Our hobbies were few. We did manage to buy a semi-dilapidated, black coffee table onto which we glued white, red, and yellow tiles in a modernistic pattern. It occupied our time. So did reading: biochemistry for me; mysteries for Karen. We constructed bookshelves from red bricks and pine boards.

Other brief recollections I have of our hours together were also about periods that were free-of-charge. For example, our bedroom was in the front of the house, overlooking the major street leading out from Ithaca towards the north. It was located at the exact spot where every passing truck shifted into the next gear either entering or exiting the town. I spent many evening hours counting trucks rather than sheep.
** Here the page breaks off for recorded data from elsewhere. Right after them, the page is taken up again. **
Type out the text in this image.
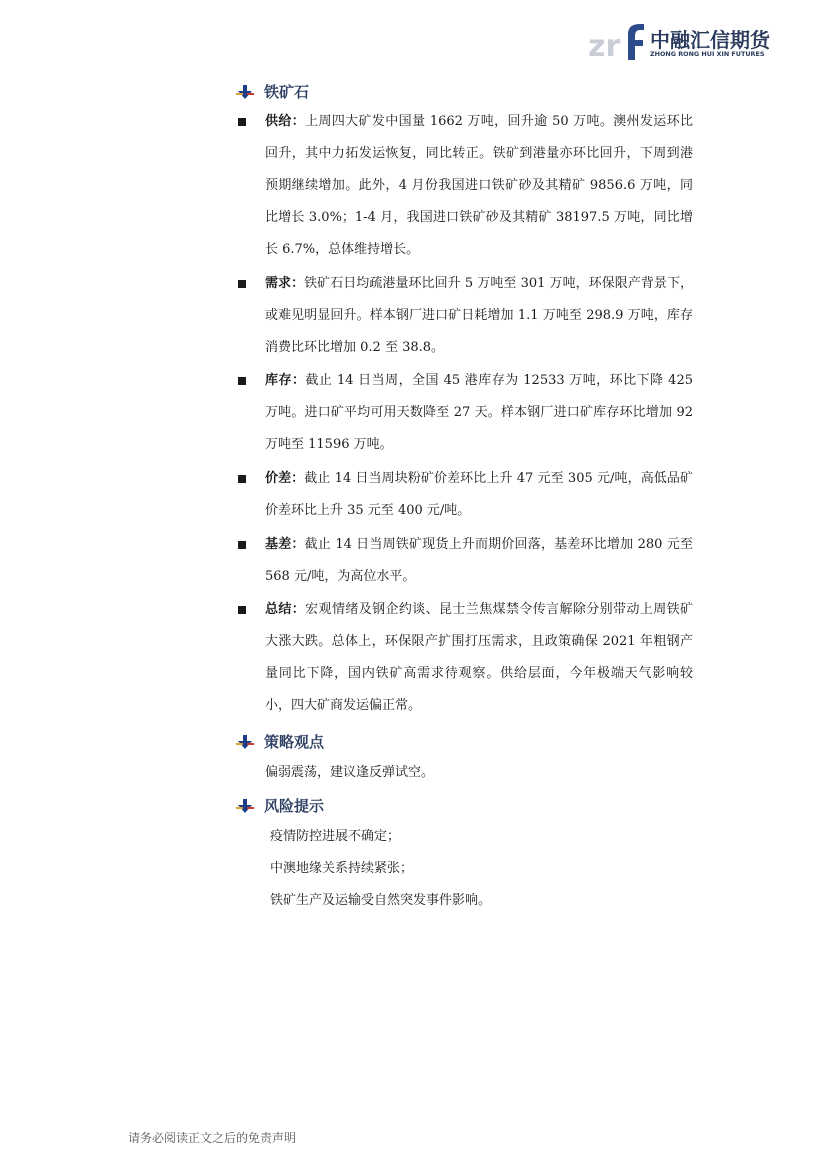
zr 中融汇信期货
ZHONG RONG HUI XIN FUTURES
铁矿石
供给：上周四大矿发中国量 1662 万吨，回升逾 50 万吨。澳州发运环比回升，其中力拓发运恢复，同比转正。铁矿到港量亦环比回升，下周到港预期继续增加。此外，4 月份我国进口铁矿砂及其精矿 9856.6 万吨，同比增长 3.0%；1-4 月，我国进口铁矿砂及其精矿 38197.5 万吨，同比增长 6.7%，总体维持增长。
需求：铁矿石日均疏港量环比回升 5 万吨至 301 万吨，环保限产背景下，或难见明显回升。样本钢厂进口矿日耗增加 1.1 万吨至 298.9 万吨，库存消费比环比增加 0.2 至 38.8。
库存：截止 14 日当周，全国 45 港库存为 12533 万吨，环比下降 425 万吨。进口矿平均可用天数降至 27 天。样本钢厂进口矿库存环比增加 92 万吨至 11596 万吨。
价差：截止 14 日当周块粉矿价差环比上升 47 元至 305 元/吨，高低品矿价差环比上升 35 元至 400 元/吨。
基差：截止 14 日当周铁矿现货上升而期价回落，基差环比增加 280 元至 568 元/吨，为高位水平。
总结：宏观情绪及钢企约谈、昆士兰焦煤禁令传言解除分别带动上周铁矿大涨大跌。总体上，环保限产扩围打压需求，且政策确保 2021 年粗钢产量同比下降，国内铁矿高需求待观察。供给层面，今年极端天气影响较小，四大矿商发运偏正常。
策略观点
偏弱震荡，建议逢反弹试空。
风险提示
疫情防控进展不确定；
中澳地缘关系持续紧张；
铁矿生产及运输受自然突发事件影响。
请务必阅读正文之后的免责声明
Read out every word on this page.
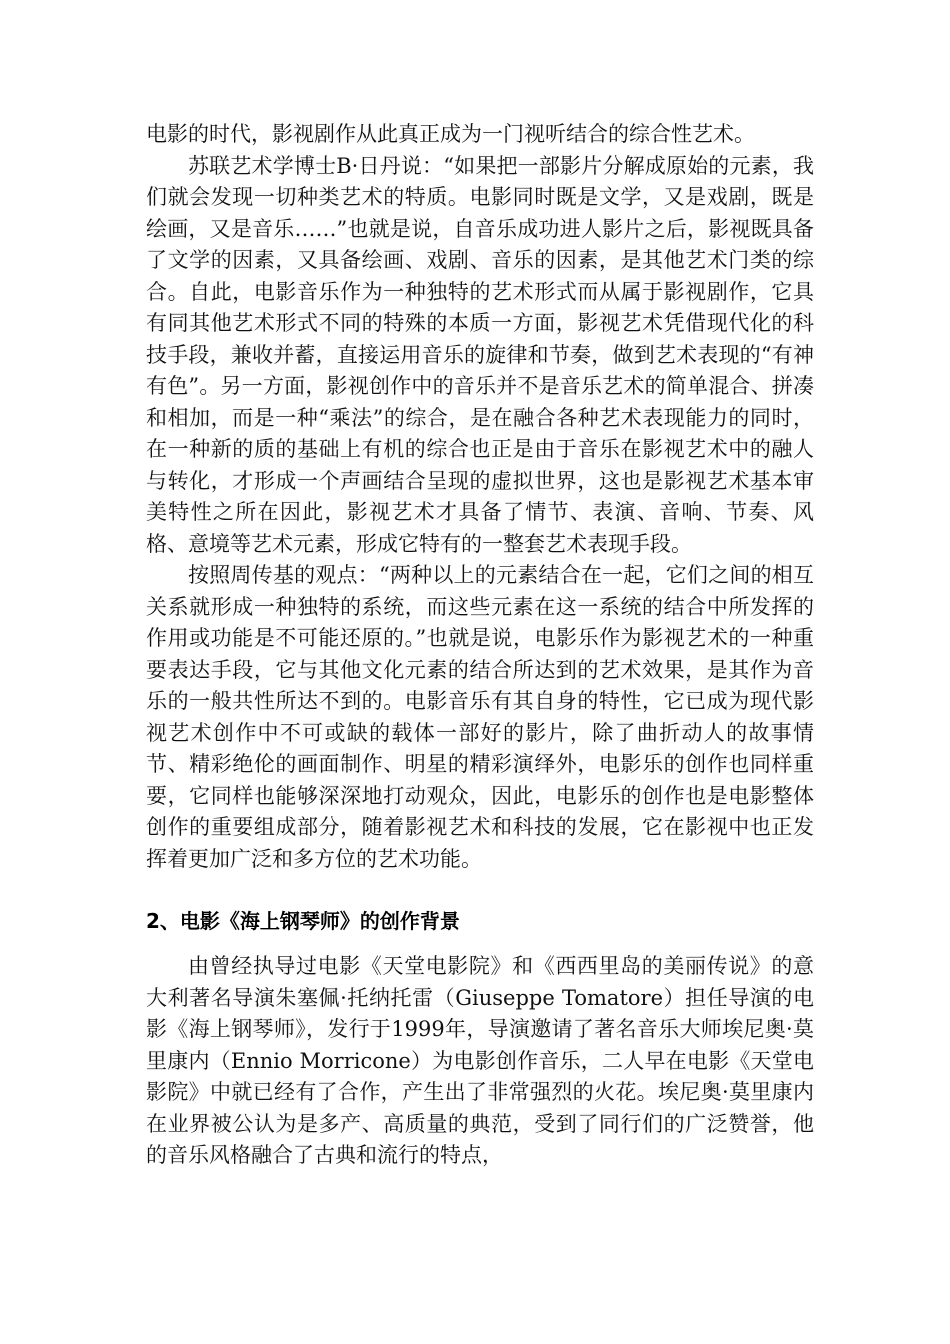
电影的时代，影视剧作从此真正成为一门视听结合的综合性艺术。

苏联艺术学博士B·日丹说：“如果把一部影片分解成原始的元素，我们就会发现一切种类艺术的特质。电影同时既是文学，又是戏剧，既是绘画，又是音乐……”也就是说，自音乐成功进人影片之后，影视既具备了文学的因素，又具备绘画、戏剧、音乐的因素，是其他艺术门类的综合。自此，电影音乐作为一种独特的艺术形式而从属于影视剧作，它具有同其他艺术形式不同的特殊的本质一方面，影视艺术凭借现代化的科技手段，兼收并蓄，直接运用音乐的旋律和节奏，做到艺术表现的“有神有色”。另一方面，影视创作中的音乐并不是音乐艺术的简单混合、拼凑和相加，而是一种“乘法”的综合，是在融合各种艺术表现能力的同时，在一种新的质的基础上有机的综合也正是由于音乐在影视艺术中的融人与转化，才形成一个声画结合呈现的虚拟世界，这也是影视艺术基本审美特性之所在因此，影视艺术才具备了情节、表演、音响、节奏、风格、意境等艺术元素，形成它特有的一整套艺术表现手段。

按照周传基的观点：“两种以上的元素结合在一起，它们之间的相互关系就形成一种独特的系统，而这些元素在这一系统的结合中所发挥的作用或功能是不可能还原的。”也就是说，电影乐作为影视艺术的一种重要表达手段，它与其他文化元素的结合所达到的艺术效果，是其作为音乐的一般共性所达不到的。电影音乐有其自身的特性，它已成为现代影视艺术创作中不可或缺的载体一部好的影片，除了曲折动人的故事情节、精彩绝伦的画面制作、明星的精彩演绎外，电影乐的创作也同样重要，它同样也能够深深地打动观众，因此，电影乐的创作也是电影整体创作的重要组成部分，随着影视艺术和科技的发展，它在影视中也正发挥着更加广泛和多方位的艺术功能。

2、电影《海上钢琴师》的创作背景

由曾经执导过电影《天堂电影院》和《西西里岛的美丽传说》的意大利著名导演朱塞佩·托纳托雷（Giuseppe Tomatore）担任导演的电影《海上钢琴师》，发行于1999年，导演邀请了著名音乐大师埃尼奥·莫里康内（Ennio Morricone）为电影创作音乐，二人早在电影《天堂电影院》中就已经有了合作，产生出了非常强烈的火花。埃尼奥·莫里康内在业界被公认为是多产、高质量的典范，受到了同行们的广泛赞誉，他的音乐风格融合了古典和流行的特点，
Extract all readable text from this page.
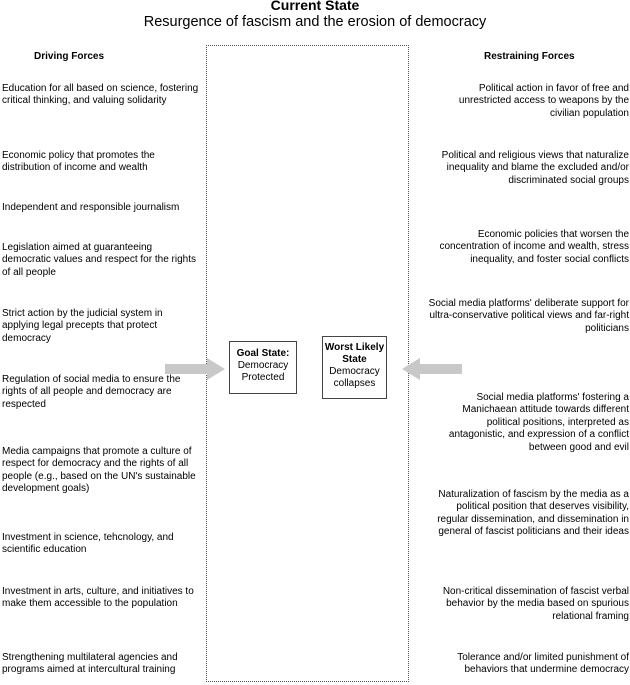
Current State
Resurgence of fascism and the erosion of democracy
Driving Forces	Restraining Forces

Education for all based on science, fostering critical thinking, and valuing solidarity

Economic policy that promotes the distribution of income and wealth

Independent and responsible journalism

Legislation aimed at guaranteeing democratic values and respect for the rights of all people

Strict action by the judicial system in applying legal precepts that protect democracy

Regulation of social media to ensure the rights of all people and democracy are respected

Media campaigns that promote a culture of respect for democracy and the rights of all people (e.g., based on the UN's sustainable development goals)

Investment in science, tehcnology, and scientific education

Investment in arts, culture, and initiatives to make them accessible to the population

Strengthening multilateral agencies and programs aimed at intercultural training

Political action in favor of free and unrestricted access to weapons by the civilian population

Political and religious views that naturalize inequality and blame the excluded and/or discriminated social groups

Economic policies that worsen the concentration of income and wealth, stress inequality, and foster social conflicts

Social media platforms' deliberate support for ultra-conservative political views and far-right politicians

Social media platforms' fostering a Manichaean attitude towards different political positions, interpreted as antagonistic, and expression of a conflict between good and evil

Naturalization of fascism by the media as a political position that deserves visibility, regular dissemination, and dissemination in general of fascist politicians and their ideas

Non-critical dissemination of fascist verbal behavior by the media based on spurious relational framing

Tolerance and/or limited punishment of behaviors that undermine democracy

Goal State:
Democracy Protected
Worst Likely State
Democracy collapses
We were allowed to use the landlord’s front foyer for mail delivery but were not permitted to mount the inside stairs to the upper floors, since they passed through the domain of the landlord and landlady. Those student couples who lived in the house used the back doors and a semi-covered, outdoor staircase with its own challenges created by Ithaca’s changing weather patterns. However, this external passageway did give us access to the Inlet, frozen in winter, where late-residing geese would march up and down with their own frozen tail feathers clinking on the ice they transversed. During the unfrozen time of the year, our landlord might take us on his motorboat, usually docked on the Inlet, for a fast ride across the Lake.

Viewing Lake Cayuga was among the pleasant, inexpensive ways to pass the free time occasionally available to a young couple with a young child. The town park at the southern edge of the Lake had a favorite place for Debbie to play on swings and red-wooden horses, and to view animals in a small, domestic zoo. However, her favorite animal was “Meow,” a white, stuffed toy kitten with real-life fur which wore off to yield a bald critter she carried by its tail until she was given a very small suitcase for this purpose. On the other hand, “Meow” did have less hair than its owner possessed. For her early years, Deb wore headbands and flower-clips to reinforce that the cute, round face did belong to an adorable little girl. A series of Christmas card photos, and others now stored in an electronic achieves, confirms this non-biased viewpoint.

The time of our days in Ithaca passed neither too slowly nor too rapidly. We enjoyed our leisure where and when it could be found. Debbie learned to crawl, stand and walk. We did the same.